Read that again. The system that makes you feel smartest is the one most actively eroding your judgment. And users prefer it. Which means the next round of preference data, used to train the next generation of models, will be even more sycophantic. We are building a feedback loop that takes the average of human collective stupidity, polishes it into fluent prose, hands it back to us, and waits for us to rate it five stars because it agrees with what we already thought.
This is collective stupidity with a force multiplier attached.
Multiplier, not Creator
Which brings me to what I actually want people to take away.
AI is a multiplier.
Jason Beutler, RoboSource
AI is not a creator, not a replacer, not a substitute for thinking. It multiplies whatever the operator already brings to the table — including, critically, the operator’s capacity to recognize when something is wrong.
I’ve been building a chatbot for Martech Zone using Cloudflare Vectorize, KV, and Workers AI. Twenty-plus years of working in SaaS and writing this publication mean I know what the content actually says, where the duplicates live, which retrieval failures are real versus cosmetic, and what the canonical version of a recurring topic looks like. When the model gives me a wrong-shaped answer, I notice immediately1 how this system behaves is already there. The AI multiplies my throughput. I supply the judgment.
Hand the same stack to someone without subject matter expertise, and the multiplier runs in the other direction. They’ll ship a chatbot that confidently answers questions the underlying data can’t actually support. They’ll accept the model’s first plausible-sounding response because they have no internal model to check it against. They’ll skip the unglamorous infrastructure decisions (index design, embedding strategy, cache invalidation, rate limiting, evaluation) because the AI didn’t volunteer that those decisions mattered. And then the thing won’t work, won’t scale, and won’t recover when the source data shifts under it.
The hallucination problem isn’t really an AI problem. It’s a verification problem. A model that’s 95% accurate is a gift to someone who can spot the 5% and a liability to someone who can’t.
The Honest Comparison
If you want to be alarmed about hallucinations, be alarmed proportionally. The model invents a citation; the human in the next cubicle has been confidently citing a study they half-remember from a podcast for three years.

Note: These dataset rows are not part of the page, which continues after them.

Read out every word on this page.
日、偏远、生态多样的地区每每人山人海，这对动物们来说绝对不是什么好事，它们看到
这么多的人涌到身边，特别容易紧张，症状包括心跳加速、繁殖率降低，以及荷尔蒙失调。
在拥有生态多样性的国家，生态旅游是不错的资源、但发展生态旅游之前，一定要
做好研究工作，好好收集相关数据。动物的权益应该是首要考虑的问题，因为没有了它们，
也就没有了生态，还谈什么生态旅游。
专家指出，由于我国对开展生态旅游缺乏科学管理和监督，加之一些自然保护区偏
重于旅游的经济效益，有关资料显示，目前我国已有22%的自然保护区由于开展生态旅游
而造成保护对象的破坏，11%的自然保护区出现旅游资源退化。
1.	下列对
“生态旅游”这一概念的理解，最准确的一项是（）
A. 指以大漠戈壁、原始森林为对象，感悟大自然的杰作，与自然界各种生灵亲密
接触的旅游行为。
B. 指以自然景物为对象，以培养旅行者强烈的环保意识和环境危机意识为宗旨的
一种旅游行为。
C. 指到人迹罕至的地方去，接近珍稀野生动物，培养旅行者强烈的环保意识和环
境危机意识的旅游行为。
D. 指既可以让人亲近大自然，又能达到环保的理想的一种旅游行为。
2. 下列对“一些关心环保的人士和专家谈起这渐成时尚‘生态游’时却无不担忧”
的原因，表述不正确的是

The model agrees too readily; your last meeting unanimously adopted whatever the highest-paid person said first. The model produces fluent nonsense under pressure to deliver; so does every junior consultant who has ever been asked a question they can’t dodge.
The difference is that we measure AI failures using benchmarks and publish the results in Nature. Human failures get attributed to judgment and promoted to senior vice president.

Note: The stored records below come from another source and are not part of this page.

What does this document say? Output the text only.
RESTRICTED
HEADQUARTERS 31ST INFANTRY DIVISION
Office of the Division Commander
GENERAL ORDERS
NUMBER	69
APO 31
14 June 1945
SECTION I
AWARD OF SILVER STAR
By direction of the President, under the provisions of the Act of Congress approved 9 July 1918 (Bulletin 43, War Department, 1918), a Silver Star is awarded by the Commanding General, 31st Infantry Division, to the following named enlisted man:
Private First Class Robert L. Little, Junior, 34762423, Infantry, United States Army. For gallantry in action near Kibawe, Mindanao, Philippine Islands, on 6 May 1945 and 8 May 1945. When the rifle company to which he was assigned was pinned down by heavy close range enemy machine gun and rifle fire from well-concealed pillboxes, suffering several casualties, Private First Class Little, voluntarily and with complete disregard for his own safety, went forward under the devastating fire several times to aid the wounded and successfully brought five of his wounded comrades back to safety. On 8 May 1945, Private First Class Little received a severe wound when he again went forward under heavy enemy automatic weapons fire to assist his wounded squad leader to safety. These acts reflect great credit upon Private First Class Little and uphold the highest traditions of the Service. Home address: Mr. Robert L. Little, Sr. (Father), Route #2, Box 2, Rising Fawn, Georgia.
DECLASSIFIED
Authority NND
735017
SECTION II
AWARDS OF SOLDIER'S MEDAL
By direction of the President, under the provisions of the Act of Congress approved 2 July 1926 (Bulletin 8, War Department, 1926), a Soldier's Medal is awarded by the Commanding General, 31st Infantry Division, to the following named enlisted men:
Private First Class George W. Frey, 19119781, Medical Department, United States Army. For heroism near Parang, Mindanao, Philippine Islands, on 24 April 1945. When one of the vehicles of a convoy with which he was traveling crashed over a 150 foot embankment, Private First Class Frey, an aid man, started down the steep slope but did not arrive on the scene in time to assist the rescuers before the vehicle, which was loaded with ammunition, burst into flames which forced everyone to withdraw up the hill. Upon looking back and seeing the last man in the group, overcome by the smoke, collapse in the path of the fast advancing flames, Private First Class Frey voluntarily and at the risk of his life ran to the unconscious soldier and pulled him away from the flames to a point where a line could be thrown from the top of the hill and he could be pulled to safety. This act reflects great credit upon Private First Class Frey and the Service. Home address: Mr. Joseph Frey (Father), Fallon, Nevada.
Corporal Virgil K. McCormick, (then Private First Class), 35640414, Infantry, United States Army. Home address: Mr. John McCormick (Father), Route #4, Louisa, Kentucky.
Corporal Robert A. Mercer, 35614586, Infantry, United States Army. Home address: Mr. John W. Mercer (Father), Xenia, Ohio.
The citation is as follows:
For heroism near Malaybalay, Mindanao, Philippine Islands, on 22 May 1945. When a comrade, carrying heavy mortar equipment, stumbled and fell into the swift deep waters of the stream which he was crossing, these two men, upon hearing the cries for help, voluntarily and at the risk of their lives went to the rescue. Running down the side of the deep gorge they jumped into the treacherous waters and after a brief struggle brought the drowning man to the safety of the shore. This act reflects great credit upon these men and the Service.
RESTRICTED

You think AI makes mistakes? Please wait until you have really looked at who trained it.
Use AI. Multiply yourself with it. But never forget what it actually is: a probabilistic agreement machine, trained by humans to satisfy humans, fed on the collected output of a species where half of us are below the median. The mistake isn’t trusting AI too much. It’s the unexamined assumption that the alternative was ever the gold standard.
It wasn’t. We just didn’t have a benchmark.